# Which Puker has been arrested this time????



## KEN W (Feb 22, 2002)

http://sports.yahoo.com/nfl/news?slug=ap-packers-jolly


----------



## Recurvenator (Aug 6, 2010)

What a [email protected]#$ LOSER!!!!! I hope that idiot gets suspended for good. The Pukers just won the Super Bowl and this idiot embarrasses the whole organization. Puker fans should be POed at this guy.

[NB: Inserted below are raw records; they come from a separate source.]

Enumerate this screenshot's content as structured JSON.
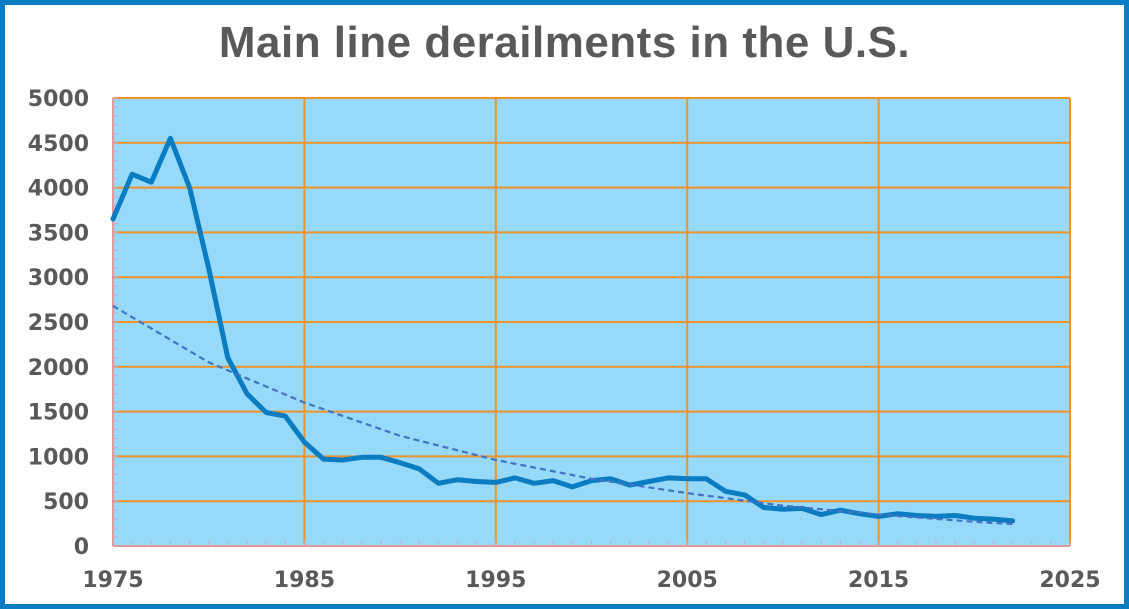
{
  "chart_data": {
    "type": "line",
    "title": "Main line derailments in the U.S.",
    "xlabel": "",
    "ylabel": "",
    "xlim": [
      1975,
      2025
    ],
    "ylim": [
      0,
      5000
    ],
    "x_ticks": [
      1975,
      1985,
      1995,
      2005,
      2015,
      2025
    ],
    "y_ticks": [
      0,
      500,
      1000,
      1500,
      2000,
      2500,
      3000,
      3500,
      4000,
      4500,
      5000
    ],
    "grid": true,
    "legend": "none",
    "colors": {
      "plot_background": "#97d9f9",
      "gridline": "#f0922a",
      "series_line": "#0a7cc1",
      "trendline": "#4472c4",
      "border": "#0a7cc1",
      "text": "#595959"
    },
    "series": [
      {
        "style": "solid",
        "x": [
          1975,
          1976,
          1977,
          1978,
          1979,
          1980,
          1981,
          1982,
          1983,
          1984,
          1985,
          1986,
          1987,
          1988,
          1989,
          1990,
          1991,
          1992,
          1993,
          1994,
          1995,
          1996,
          1997,
          1998,
          1999,
          2000,
          2001,
          2002,
          2003,
          2004,
          2005,
          2006,
          2007,
          2008,
          2009,
          2010,
          2011,
          2012,
          2013,
          2014,
          2015,
          2016,
          2017,
          2018,
          2019,
          2020,
          2021,
          2022
        ],
        "values": [
          3650,
          4150,
          4060,
          4550,
          4000,
          3100,
          2100,
          1700,
          1490,
          1450,
          1160,
          970,
          960,
          990,
          990,
          930,
          860,
          700,
          740,
          720,
          710,
          760,
          700,
          730,
          660,
          730,
          750,
          680,
          720,
          760,
          750,
          750,
          610,
          570,
          430,
          410,
          420,
          350,
          400,
          360,
          330,
          360,
          340,
          330,
          340,
          310,
          300,
          280
        ]
      },
      {
        "style": "dashed",
        "x": [
          1975,
          1980,
          1985,
          1990,
          1995,
          2000,
          2005,
          2010,
          2015,
          2020,
          2022
        ],
        "values": [
          2680,
          2050,
          1600,
          1230,
          960,
          750,
          590,
          450,
          350,
          270,
          245
        ]
      }
    ]
  }
}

I hate all of these gangbangers from the NFL and NBA that are always getting in trouble with the law. I heard something about Brandon Marshall got stabbed by his wife today because he was slappin' her around. Have you heard that story, Ken. Do you know the details? He's another bozo who should be suspended for good also. Of course, he'd fit in on the Vikes roster. oke:

Ken, have you ever noticed that players from MLB and the NHL have a much smaller percentage of players in trouble with the law (minus steroids)? But then again, most of it's players are from a different backgound.


----------



## KEN W (Feb 22, 2002)

Recurvenator.....not trying to be racist.....but do you suppose skin color has anything to do with it?To many of these guys from poor neighborhoods all of a sudden with to much money to spend.


----------



## Longshot (Feb 9, 2004)

So what your saying is that Jolly will be playing for the Vikings next year. Maybe the Pack can get another 3rd round pick for Jolly from the Queens. I wish they had gotten rid of him earlier.


----------



## Recurvenator (Aug 6, 2010)

KEN W said:


> Recurvenator.....not trying to be racist.....but do you suppose skin color has anything to do with it?To many of these guys from poor neighborhoods all of a sudden with to much money to spend.


Sometimes there are things in life that are glowingly obvious.


----------